In questo tempo di pandemia… Così iniziano molte riflessioni che ascoltiamo in questi giorni. Il Vangelo, inizia, invece con la classica espressione “in quel tempo”. Eppure lo sappiamo: il Vangelo è sempre una parola per l’oggi e anche oggi vorremmo aprirci all’ascolto della Parola.

I Giudei stanno cercando di uccidere Gesù ed egli evita di percorrere la loro terra, restando in Galilea. Anche noi, oggi, siamo in pericolo di vita ed evitiamo di andare dove vorremmo.

Arriva il momento di una festa importante, quella delle Capanne, Sukkot in ebraico, che prevedeva il pellegrinaggio di tutti i maschi adulti a Gerusalemme per ricordare il cammino dell’Esodo. Per questo si parla dei fratelli di Gesù, famigliari stretti a cui egli decide di unirsi, come aveva sempre fatto, nonostante il pericolo. In questo tempo, noi non possiamo radunarci nelle nostre comunità per celebrare la festa più importante, la Pasqua. Dovremo fare come gli Ebrei della diaspora che nel corso della storia, non potendo recarsi a Gerusalemme, hanno elaborato celebrazioni alternative, come nel caso di Sukkot: si costruisce una capanna, capace di produrre ombra, dove ci si può immedesimare nel periodo di quarant’anni del cammino nel deserto. Oggi anche noi stiamo cercando di elaborare celebrazioni alternative in questa Quaresima in quarantena. Non sempre le scelte sono azzeccate.
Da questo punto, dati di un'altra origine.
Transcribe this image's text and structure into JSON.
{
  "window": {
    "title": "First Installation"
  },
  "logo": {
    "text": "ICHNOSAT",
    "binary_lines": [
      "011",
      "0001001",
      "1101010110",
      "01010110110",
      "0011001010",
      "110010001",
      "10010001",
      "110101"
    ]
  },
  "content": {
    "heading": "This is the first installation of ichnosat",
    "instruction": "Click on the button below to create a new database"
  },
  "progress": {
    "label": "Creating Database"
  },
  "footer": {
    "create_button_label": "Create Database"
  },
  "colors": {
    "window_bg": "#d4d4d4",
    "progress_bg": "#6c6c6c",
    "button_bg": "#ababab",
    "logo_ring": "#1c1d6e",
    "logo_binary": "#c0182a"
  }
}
Certo, è una situazione nuova e si fanno tentativi, per come ognuno ritiene più opportuno. Ma le celebrazioni in streaming non sono una vera alternativa! Di fatto i vescovi e i preti continuano a celebrare i riti e gli altri si connettono virtualmente, ma non possono partecipare realmente alle celebrazioni.

Una vera alternativa potrebbe essere messa in campo in occasione dell’ultima parte della Quaresima e per la festa di Pasqua. Gesù arriva nel tempio e insegna. Anche noi abbiamo bisogno di ricevere la sua Parola. Abbiamo la Bibbia nelle nostre case, in tutti i formati possibili. Possiamo decidere oggi di aprirla, di leggere un testo, di rileggerlo in atteggiamento di ascolto. Questa Parola ci nutre e ci pone in comunione con Dio.
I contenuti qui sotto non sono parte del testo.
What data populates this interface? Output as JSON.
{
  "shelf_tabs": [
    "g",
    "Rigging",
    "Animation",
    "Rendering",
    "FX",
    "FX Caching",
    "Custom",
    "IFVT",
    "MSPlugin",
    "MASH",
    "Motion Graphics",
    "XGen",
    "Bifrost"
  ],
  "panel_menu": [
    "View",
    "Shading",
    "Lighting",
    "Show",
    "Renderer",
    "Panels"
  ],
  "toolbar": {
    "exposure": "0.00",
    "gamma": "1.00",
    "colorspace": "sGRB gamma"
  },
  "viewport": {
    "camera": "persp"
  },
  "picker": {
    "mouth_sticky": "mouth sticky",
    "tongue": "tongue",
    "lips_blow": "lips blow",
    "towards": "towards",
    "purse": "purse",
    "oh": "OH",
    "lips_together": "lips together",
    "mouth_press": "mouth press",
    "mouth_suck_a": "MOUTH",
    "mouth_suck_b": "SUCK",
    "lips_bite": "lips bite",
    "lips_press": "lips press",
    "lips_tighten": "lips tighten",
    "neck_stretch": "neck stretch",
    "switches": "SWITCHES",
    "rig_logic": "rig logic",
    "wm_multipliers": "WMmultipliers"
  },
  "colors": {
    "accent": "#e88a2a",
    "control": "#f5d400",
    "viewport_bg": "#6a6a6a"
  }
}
Nelle famiglie dove si condivide la fede cristiana, si può celebrare insieme alla domenica un momento di lettura della Parola, di silenzio e di condivisione. I social ci possono aiutare nel farci raggiungere dalla predicazione della Parola, che si può spezzare e offrire anche a distanza, a differenza del pane eucaristico, nell’attesa di riassaporare il gusto della Comunione sacramentale nella comunità radunata insieme non appena sarà di nuovo possibile.
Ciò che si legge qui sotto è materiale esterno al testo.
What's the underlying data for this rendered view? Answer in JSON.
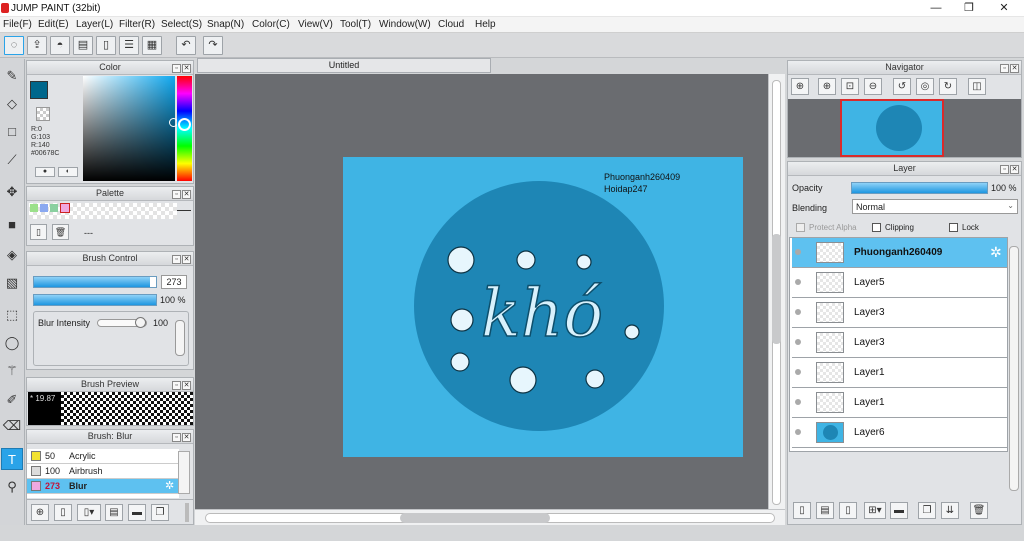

Cercavano di arrestare Gesù, ma non riuscirono, perché non era ancora giunta la sua ora. Per molte persone in questo periodo è giunta l’ora a causa del coronavirus. Questa è la Pasqua del 2020: la passione di Gesù è qui, oggi, nel calvario dei morenti soli, delle famiglie lontane, dei medici e di tutto il personale sanitario e collegato agli ospedali.

Vivere in comunione con queste persone momento per momento è la nostra Pasqua. Non preoccupiamoci se non riusciremo a connetterci con questo o quel programma religioso. Sentiamoci uniti e se possiamo, celebriamo l’ascolto della Parola nelle nostre case.